I think the only reason you think you look terrible on estrogen is that you're so impulsive and expect great, quick change from estrogen. The fact you "look terrible on estrogen" is only due to the difference between your expectations and the reality, despite the reality not changing, the whole thing being unconscious.
Or the difference could be due to a distorsion in your perception of reality, a well-known effect of from depression. A hormonal change such as what one experiences when starting to take estrogen can easily cause disbalance in one's mental environment, and one of the ways such a phenomenon can appear is depression. Moreover, outside of the initial shock, estrogen does have the side effect of causing depression in select cases. You may be one of those unlucky people who need the physical effects of estrogen to feel well, but are badly affected by depression all the same. However, treating the depression whilst on estrogen is possible and could very well give you a definitely positive result in the end.
You act on your own way too much, and your impulsivity is extremely preoccupying. You don't even seem to be willing to listen to the advice you request. For the thousandth time, getting a therapist should be your one utmost priority at the moment, both for your apparent mental health issues and your gender identity that seems to need to be clarified.
Were you even followed by professionals? If you were, either they were highly incompetent, either you did precisely the contrary of what their wise voices told you to. FFS before HRT, spiro without estrogen... What else? You're ONLY doing uneffective and dangerous things.
Looking sick, or worse, on estrogen is entirely unheard of. I would even deem it impossible, perhaps outside of very precise, rare and obvious (you would know, I'm sure) health issues I do not know about. Estrogen can "not change much" in some cases, true. But any change there is, as commonly accepted by everyone, including any expert, will have an overall positive cosmetic result, even in a male who desires to look male, the reason being that those aesthetical aspects are coincidentally signs of both feminity and youth.

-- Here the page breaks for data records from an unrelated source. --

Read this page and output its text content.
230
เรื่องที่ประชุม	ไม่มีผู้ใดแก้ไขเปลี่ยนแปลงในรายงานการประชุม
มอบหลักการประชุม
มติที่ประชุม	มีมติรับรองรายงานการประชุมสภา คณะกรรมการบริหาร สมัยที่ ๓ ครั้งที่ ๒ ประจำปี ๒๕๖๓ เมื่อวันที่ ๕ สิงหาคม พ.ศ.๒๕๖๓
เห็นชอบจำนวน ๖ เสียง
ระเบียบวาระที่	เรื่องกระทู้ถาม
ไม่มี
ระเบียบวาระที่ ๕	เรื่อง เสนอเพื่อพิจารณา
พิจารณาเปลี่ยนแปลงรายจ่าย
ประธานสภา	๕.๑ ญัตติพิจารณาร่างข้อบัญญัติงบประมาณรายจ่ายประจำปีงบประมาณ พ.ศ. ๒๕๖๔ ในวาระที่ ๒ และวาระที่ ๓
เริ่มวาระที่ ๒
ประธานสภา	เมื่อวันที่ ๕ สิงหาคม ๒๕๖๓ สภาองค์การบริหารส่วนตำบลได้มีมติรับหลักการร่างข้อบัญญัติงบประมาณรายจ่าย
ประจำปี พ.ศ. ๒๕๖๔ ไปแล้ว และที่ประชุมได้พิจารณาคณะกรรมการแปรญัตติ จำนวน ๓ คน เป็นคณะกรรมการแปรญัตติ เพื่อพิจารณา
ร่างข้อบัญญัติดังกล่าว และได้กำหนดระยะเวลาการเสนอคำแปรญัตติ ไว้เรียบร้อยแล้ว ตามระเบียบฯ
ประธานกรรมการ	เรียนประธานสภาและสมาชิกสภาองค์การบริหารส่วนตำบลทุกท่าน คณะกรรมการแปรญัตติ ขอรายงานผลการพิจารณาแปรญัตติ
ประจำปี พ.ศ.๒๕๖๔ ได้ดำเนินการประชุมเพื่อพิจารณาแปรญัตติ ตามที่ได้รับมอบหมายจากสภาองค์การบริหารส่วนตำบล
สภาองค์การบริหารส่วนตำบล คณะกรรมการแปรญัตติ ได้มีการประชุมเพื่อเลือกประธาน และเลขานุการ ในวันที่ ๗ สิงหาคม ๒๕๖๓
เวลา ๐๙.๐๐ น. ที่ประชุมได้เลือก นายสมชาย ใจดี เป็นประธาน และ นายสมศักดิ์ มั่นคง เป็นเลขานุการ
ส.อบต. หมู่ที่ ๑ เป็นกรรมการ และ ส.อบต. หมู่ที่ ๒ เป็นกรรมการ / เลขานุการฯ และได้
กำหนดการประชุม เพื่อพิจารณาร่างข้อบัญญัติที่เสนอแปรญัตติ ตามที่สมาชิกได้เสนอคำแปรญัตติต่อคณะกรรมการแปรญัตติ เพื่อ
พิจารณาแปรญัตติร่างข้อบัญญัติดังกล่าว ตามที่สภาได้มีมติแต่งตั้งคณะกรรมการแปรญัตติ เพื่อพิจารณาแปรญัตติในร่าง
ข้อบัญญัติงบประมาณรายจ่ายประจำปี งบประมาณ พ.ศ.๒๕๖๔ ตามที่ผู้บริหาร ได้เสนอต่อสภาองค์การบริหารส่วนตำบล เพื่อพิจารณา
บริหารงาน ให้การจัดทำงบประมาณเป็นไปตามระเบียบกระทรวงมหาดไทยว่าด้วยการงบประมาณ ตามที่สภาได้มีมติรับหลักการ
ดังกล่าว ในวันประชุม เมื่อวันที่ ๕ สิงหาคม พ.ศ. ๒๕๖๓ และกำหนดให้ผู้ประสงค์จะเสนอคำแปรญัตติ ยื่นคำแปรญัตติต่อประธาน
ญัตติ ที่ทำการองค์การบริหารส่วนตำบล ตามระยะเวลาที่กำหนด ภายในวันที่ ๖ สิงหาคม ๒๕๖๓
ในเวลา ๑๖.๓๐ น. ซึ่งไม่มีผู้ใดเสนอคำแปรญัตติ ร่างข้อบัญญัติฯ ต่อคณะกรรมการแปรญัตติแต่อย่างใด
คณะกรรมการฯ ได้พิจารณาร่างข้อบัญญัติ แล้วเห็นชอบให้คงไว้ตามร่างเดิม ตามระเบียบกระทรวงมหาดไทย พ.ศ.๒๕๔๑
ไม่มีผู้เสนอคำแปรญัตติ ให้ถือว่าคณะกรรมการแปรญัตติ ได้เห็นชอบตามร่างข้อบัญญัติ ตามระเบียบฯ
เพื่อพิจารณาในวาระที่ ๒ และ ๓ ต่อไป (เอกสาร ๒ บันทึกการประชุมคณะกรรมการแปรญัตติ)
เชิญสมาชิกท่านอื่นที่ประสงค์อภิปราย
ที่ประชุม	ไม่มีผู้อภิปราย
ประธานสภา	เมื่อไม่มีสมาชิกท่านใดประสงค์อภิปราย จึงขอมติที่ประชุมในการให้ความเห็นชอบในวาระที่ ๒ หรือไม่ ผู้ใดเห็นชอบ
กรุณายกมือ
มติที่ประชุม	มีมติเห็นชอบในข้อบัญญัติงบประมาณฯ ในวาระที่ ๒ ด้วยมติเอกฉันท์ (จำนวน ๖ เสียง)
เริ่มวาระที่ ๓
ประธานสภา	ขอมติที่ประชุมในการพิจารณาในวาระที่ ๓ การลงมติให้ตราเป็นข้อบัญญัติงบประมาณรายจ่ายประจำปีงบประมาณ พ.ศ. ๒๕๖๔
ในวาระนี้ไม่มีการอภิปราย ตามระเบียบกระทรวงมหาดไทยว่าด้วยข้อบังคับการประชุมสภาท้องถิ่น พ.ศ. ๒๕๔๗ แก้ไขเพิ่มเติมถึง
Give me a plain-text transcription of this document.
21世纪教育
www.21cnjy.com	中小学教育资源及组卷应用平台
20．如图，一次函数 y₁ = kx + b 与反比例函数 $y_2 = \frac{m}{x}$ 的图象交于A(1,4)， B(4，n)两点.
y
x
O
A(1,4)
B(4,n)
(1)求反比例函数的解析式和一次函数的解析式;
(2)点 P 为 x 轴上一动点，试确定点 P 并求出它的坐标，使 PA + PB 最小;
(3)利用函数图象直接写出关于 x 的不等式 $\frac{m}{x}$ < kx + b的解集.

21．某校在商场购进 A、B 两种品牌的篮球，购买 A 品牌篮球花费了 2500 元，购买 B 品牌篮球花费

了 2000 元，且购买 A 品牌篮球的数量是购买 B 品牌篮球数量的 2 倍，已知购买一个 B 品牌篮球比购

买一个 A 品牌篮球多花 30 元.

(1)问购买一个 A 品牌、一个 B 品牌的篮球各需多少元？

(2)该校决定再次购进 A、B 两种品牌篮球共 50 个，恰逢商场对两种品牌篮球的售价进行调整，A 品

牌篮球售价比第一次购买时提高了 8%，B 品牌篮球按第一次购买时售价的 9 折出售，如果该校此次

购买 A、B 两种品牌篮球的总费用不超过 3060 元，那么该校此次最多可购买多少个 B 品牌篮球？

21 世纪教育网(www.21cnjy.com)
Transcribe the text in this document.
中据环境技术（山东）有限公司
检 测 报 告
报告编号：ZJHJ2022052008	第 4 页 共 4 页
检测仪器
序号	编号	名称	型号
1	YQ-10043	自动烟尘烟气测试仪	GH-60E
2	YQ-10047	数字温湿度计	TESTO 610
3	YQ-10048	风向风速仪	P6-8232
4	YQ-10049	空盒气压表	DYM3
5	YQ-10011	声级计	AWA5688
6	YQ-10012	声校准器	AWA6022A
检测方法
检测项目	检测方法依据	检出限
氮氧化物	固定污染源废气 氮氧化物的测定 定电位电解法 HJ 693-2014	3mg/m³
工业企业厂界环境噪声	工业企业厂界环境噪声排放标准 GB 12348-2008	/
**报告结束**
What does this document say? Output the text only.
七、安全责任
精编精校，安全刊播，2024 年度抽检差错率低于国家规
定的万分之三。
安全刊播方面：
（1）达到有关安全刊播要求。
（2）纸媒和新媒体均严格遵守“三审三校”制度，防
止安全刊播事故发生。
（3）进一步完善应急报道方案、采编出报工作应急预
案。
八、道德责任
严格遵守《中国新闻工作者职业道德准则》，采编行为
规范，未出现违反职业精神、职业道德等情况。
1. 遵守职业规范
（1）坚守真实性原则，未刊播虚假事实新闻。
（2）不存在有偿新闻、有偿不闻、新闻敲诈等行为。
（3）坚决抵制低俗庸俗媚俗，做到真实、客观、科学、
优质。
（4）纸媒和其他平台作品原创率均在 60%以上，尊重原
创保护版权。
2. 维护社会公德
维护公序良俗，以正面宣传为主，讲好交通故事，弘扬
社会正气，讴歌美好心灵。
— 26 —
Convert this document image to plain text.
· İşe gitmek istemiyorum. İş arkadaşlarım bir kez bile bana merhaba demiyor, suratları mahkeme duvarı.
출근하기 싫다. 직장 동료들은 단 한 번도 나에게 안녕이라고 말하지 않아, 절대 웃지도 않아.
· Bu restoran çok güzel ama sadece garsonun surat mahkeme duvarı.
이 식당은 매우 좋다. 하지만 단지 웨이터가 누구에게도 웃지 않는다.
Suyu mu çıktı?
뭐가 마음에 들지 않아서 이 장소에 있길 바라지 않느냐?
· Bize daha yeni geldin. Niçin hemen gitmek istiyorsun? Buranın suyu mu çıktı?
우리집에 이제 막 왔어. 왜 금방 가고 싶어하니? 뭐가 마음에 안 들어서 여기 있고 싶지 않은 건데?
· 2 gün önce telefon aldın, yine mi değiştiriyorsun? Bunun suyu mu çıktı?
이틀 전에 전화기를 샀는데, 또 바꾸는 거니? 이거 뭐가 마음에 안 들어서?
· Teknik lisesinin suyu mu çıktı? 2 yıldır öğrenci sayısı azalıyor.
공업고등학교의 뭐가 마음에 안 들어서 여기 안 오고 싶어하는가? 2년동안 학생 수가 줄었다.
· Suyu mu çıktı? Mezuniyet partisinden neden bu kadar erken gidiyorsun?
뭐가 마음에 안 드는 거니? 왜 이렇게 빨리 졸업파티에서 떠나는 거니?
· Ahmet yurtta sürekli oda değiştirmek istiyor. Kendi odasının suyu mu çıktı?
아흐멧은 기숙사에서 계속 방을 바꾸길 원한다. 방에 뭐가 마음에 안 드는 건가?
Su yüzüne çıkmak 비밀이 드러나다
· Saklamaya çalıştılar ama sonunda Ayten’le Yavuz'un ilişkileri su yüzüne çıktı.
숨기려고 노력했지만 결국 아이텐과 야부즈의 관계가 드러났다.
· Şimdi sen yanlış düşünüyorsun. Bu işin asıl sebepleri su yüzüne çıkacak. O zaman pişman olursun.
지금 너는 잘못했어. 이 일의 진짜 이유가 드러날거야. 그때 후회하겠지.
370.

And no, if you want to transition, unless you want a most probably unrealistic appearance and silicon breasts, there's no getting away from estrogen. Any "substitute" there is is but a less effective, more risky molecule that mimics estrogen, designed for people allergic/etc. to the actual product, and it has the exact same effects, except maybe less of them.
And I would like to remind you of the risk associated with the taking of an antiandrogen without replacing the testosterone with estrogen. In the long term, it's extremely likely to cause osteoporosis. In the short and middle terms, it's extremely likely to cause depression and put all of your body off balance, having various negative effects that I haven't researched, but I know exist. A body needs a decent dose of estrogen or testosterone to function normally. Don't even THINK of blaming something else for the problems you have if you don't even give your body that one basic requirement for living normally. Spiro alone often doesn't block testosterone enough to block its masculinising effects... but even if it doesn't, there's still not enough for your body to function normally. I don't know about you, but I call that a bad deal.
On another note, trolling is definitely not a transgender related word. It's of common use with a great number of Internet users. To troll is to goof off, to make jokes, to lie or to use sarcasm in aims to do comedy or ridicule the people one is trolling. A troll is one who trolls. Trolling is the nominal form. To troll someone is either to make fun of them by either lying or goofing off, either to use someone's naivety to lead them into a prank. In short, people think you are "trolling" because the vast majority of the actions you describe are far from any logical course of action.
Whilst we're at it, shall I also mention that "gatekeeping" refers to the action of keeping a gate, as related to the current work of bodyguards and, originally, of soldiers who guard important points, such as a military gate, a parliament building or a castle. People merely transposed the term to a more metaphoric viewpoint in which it works well, where the psychiatrists are the guards with guns and spears, and they require anyone wishing to pass through to endocrine treatment, for example, to fulfill the requirements they set.